Вдруг его как молнией ударило. Сначала в кафе, а потом на кинопробе он видел роскошную девушку, но сейчас по лестнице к нему спускалась не девушка. Вовсе нет. Это была женщина, холеная, уверенная в себе, стройная сирена, самая настоящая звезда. Ну и выход!

– Будь я проклят! – пробормотал Зиолко себе под нос.

При виде него Тамара перешла на размеренный величественный шаг и улыбнулась.

– Я опоздала? – спросила она своим гортанным незабываемым голосом, от которого по его телу побежали мурашки.

– Н-нет, ты не опоздала… – Он шагнул вперед и, схватив ее руку, неуклюже поднес к тубам. – …ты прекрасна, принцесса.

Она покраснела от удовольствия, а он, взяв из ее рук накидку и заботливо накинув ей на плечи, мысленно нахмурился. Он никогда не испытывал ничего подобного… почему же сейчас его обуревают такие непривычные чувства?

Шофер мягко захлопнул заднюю дверцу за усевшимся рядом с Тамарой Зиолко и, обогнув машину, прошел вперед на отделенное от салона водительское место. Тамара услышала урчание мотора, и огромный автомобиль, величаво тронувшись с места, так плавно понесся по дороге, что, казалось, он летит по воздуху. Сидящий рядом с Тамарой Зиолко развернул покрывало из леопардовой шкуры и прикрыл им ее ноги.

– Гммм, – было все, что она смогла сказать, благодарно улыбнулась ему и забилась в дальний угол, не замечая, что он разглядывает ее с таким же острым, зачарованным удивлением, с каким она смотрела на редкий мех. Тамара погладила его мягкий, гладкий, пятнистый ворс длинными наманикюренными пальцами. Как тепло и удивительно хорошо она себя чувствовала!

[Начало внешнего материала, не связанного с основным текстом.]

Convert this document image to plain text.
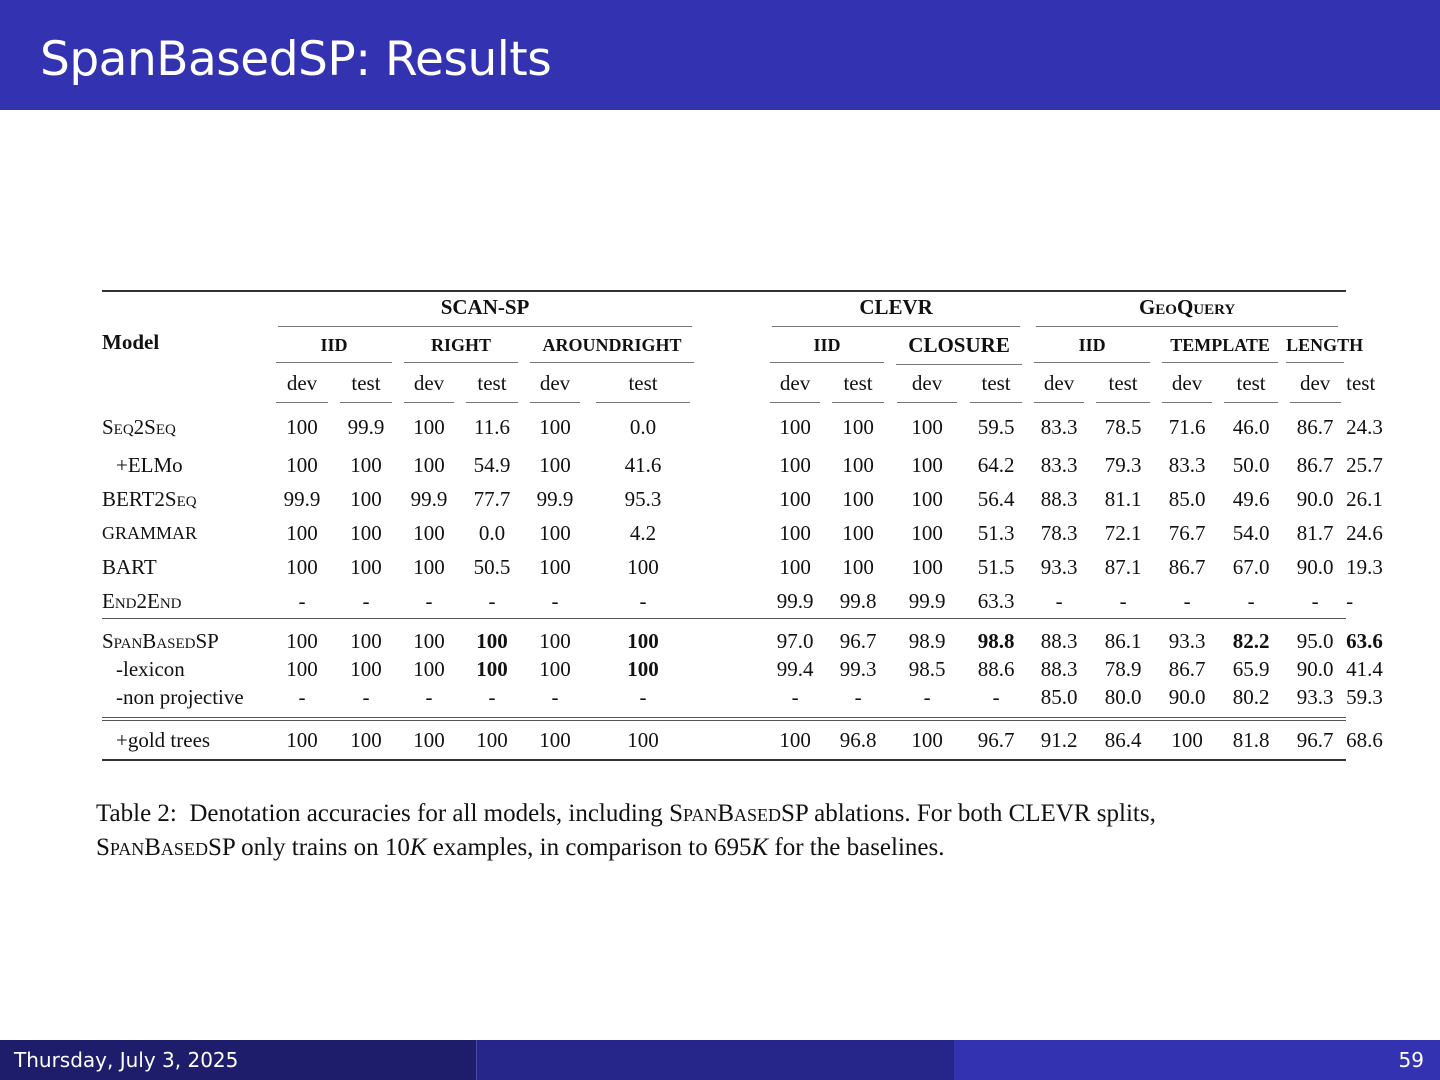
SpanBasedSP: Results
Model	SCAN-SP							CLEVR				GeoQuery					
	IID		RIGHT		AROUNDRIGHT			IID		CLOSURE		IID		TEMPLATE		LENGTH	
	dev	test	dev	test	dev	test		dev	test	dev	test	dev	test	dev	test	dev	test
Seq2Seq	100	99.9	100	11.6	100	0.0		100	100	100	59.5	83.3	78.5	71.6	46.0	86.7	24.3
+ELMo	100	100	100	54.9	100	41.6		100	100	100	64.2	83.3	79.3	83.3	50.0	86.7	25.7
BERT2Seq	99.9	100	99.9	77.7	99.9	95.3		100	100	100	56.4	88.3	81.1	85.0	49.6	90.0	26.1
GRAMMAR	100	100	100	0.0	100	4.2		100	100	100	51.3	78.3	72.1	76.7	54.0	81.7	24.6
BART	100	100	100	50.5	100	100		100	100	100	51.5	93.3	87.1	86.7	67.0	90.0	19.3
End2End	-	-	-	-	-	-		99.9	99.8	99.9	63.3	-	-	-	-	-	-
SpanBasedSP	100	100	100	100	100	100		97.0	96.7	98.9	98.8	88.3	86.1	93.3	82.2	95.0	63.6
-lexicon	100	100	100	100	100	100		99.4	99.3	98.5	88.6	88.3	78.9	86.7	65.9	90.0	41.4
-non projective	-	-	-	-	-	-		-	-	-	-	85.0	80.0	90.0	80.2	93.3	59.3
+gold trees	100	100	100	100	100	100		100	96.8	100	96.7	91.2	86.4	100	81.8	96.7	68.6
Table 2: Denotation accuracies for all models, including SpanBasedSP ablations. For both CLEVR splits,
SpanBasedSP only trains on 10K examples, in comparison to 695K for the baselines.
Thursday, July 3, 2025	59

«Как бы я хотела иметь все это, – мечтательно подумала она. – Вот это жизнь! В такой обстановке чувствуешь себя непобедимой, полной жизни! – Она глубоко вздохнула. – Как легко привыкнуть к этому».

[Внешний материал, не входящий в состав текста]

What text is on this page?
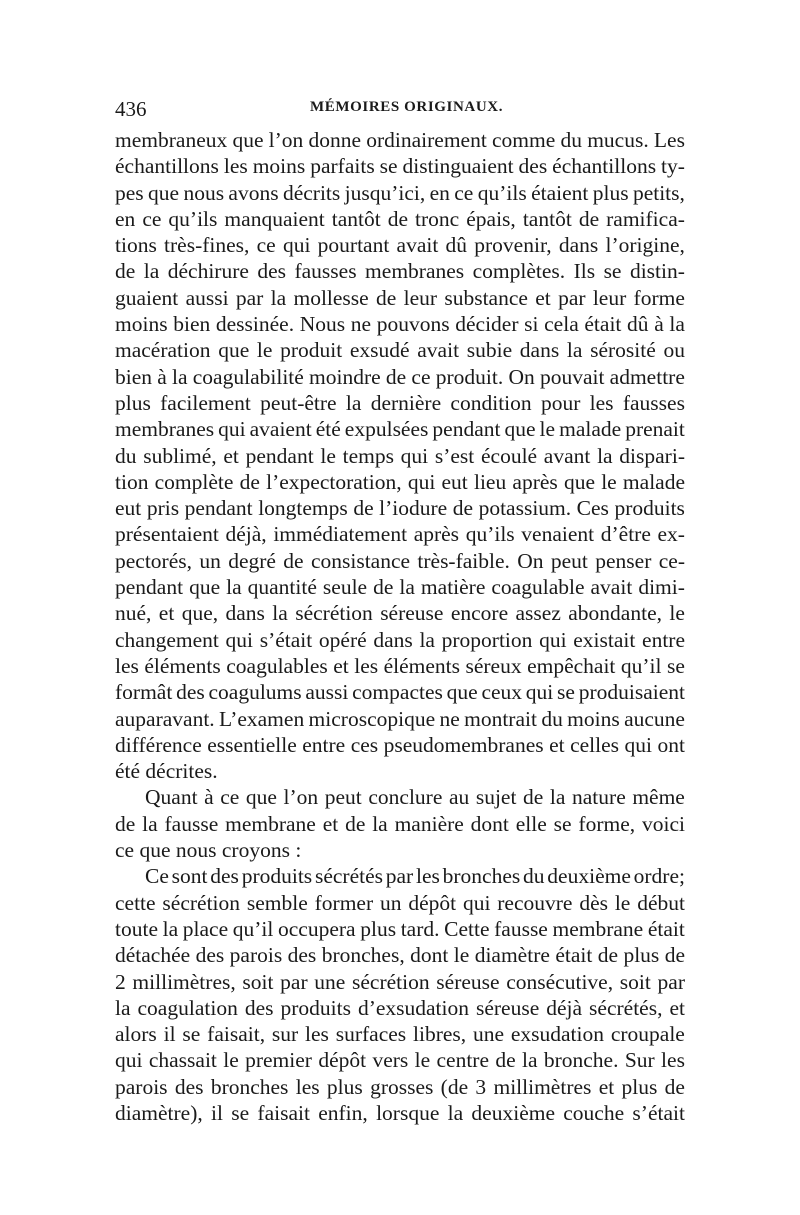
436	MÉMOIRES ORIGINAUX.
membraneux que l’on donne ordinairement comme du mucus. Les
échantillons les moins parfaits se distinguaient des échantillons ty-
pes que nous avons décrits jusqu’ici, en ce qu’ils étaient plus petits,
en ce qu’ils manquaient tantôt de tronc épais, tantôt de ramifica-
tions très-fines, ce qui pourtant avait dû provenir, dans l’origine,
de la déchirure des fausses membranes complètes. Ils se distin-
guaient aussi par la mollesse de leur substance et par leur forme
moins bien dessinée. Nous ne pouvons décider si cela était dû à la
macération que le produit exsudé avait subie dans la sérosité ou
bien à la coagulabilité moindre de ce produit. On pouvait admettre
plus facilement peut-être la dernière condition pour les fausses
membranes qui avaient été expulsées pendant que le malade prenait
du sublimé, et pendant le temps qui s’est écoulé avant la dispari-
tion complète de l’expectoration, qui eut lieu après que le malade
eut pris pendant longtemps de l’iodure de potassium. Ces produits
présentaient déjà, immédiatement après qu’ils venaient d’être ex-
pectorés, un degré de consistance très-faible. On peut penser ce-
pendant que la quantité seule de la matière coagulable avait dimi-
nué, et que, dans la sécrétion séreuse encore assez abondante, le
changement qui s’était opéré dans la proportion qui existait entre
les éléments coagulables et les éléments séreux empêchait qu’il se
formât des coagulums aussi compactes que ceux qui se produisaient
auparavant. L’examen microscopique ne montrait du moins aucune
différence essentielle entre ces pseudomembranes et celles qui ont
été décrites.
Quant à ce que l’on peut conclure au sujet de la nature même
de la fausse membrane et de la manière dont elle se forme, voici
ce que nous croyons :
Ce sont des produits sécrétés par les bronches du deuxième ordre;
cette sécrétion semble former un dépôt qui recouvre dès le début
toute la place qu’il occupera plus tard. Cette fausse membrane était
détachée des parois des bronches, dont le diamètre était de plus de
2 millimètres, soit par une sécrétion séreuse consécutive, soit par
la coagulation des produits d’exsudation séreuse déjà sécrétés, et
alors il se faisait, sur les surfaces libres, une exsudation croupale
qui chassait le premier dépôt vers le centre de la bronche. Sur les
parois des bronches les plus grosses (de 3 millimètres et plus de
diamètre), il se faisait enfin, lorsque la deuxième couche s’était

«Дюсенберг» взбирался по извилистым, обсаженным деревьями дорогам вверх на Беверли-Хиллз. В залитое дождем окно Тамара иногда мельком видела огни, светящиеся в огромных уединенных особняках, принадлежащих кинематографической элите. Она впервые попала сюда и была взволнована до глубины души. Ей всегда страшно хотелось своими собственными глазами увидеть Беверли-Хиллз, но до сего момента он являлся частью того призрачно-недостижимого мира, который был знаком ей лишь по журналам. Хотя она никогда прежде не видела его, но знала о нем все. Да и кто его не знал? Для большинства людей он по-прежнему оставался обособленным от Лос-Анджелеса организмом, неплотно заселенной дикой местностью, где можно было спокойно наслаждаться уединением и при этом не слишком ревностно охранять его, и где изредка можно было увидеть случайного оленя или волка. Ей было известно, что по иронии судьбы возникновение этой колонии было вынужденным следствием притока людей, принадлежащих к миру кино. Кинозвезды и промышленные магнаты, на которых лос-анджелесская старая гвардия смотрела свысока и считала выскочками-нуворишами, в лучшем случае, или исчадиями ада, в худшем, были вынуждены обосноваться здесь, вдали от аристократических районов, в горах, где прежде не согласился бы поселиться ни один здравомыслящий человек. Эти приезжие методично создавали свое собственное позолоченное гетто.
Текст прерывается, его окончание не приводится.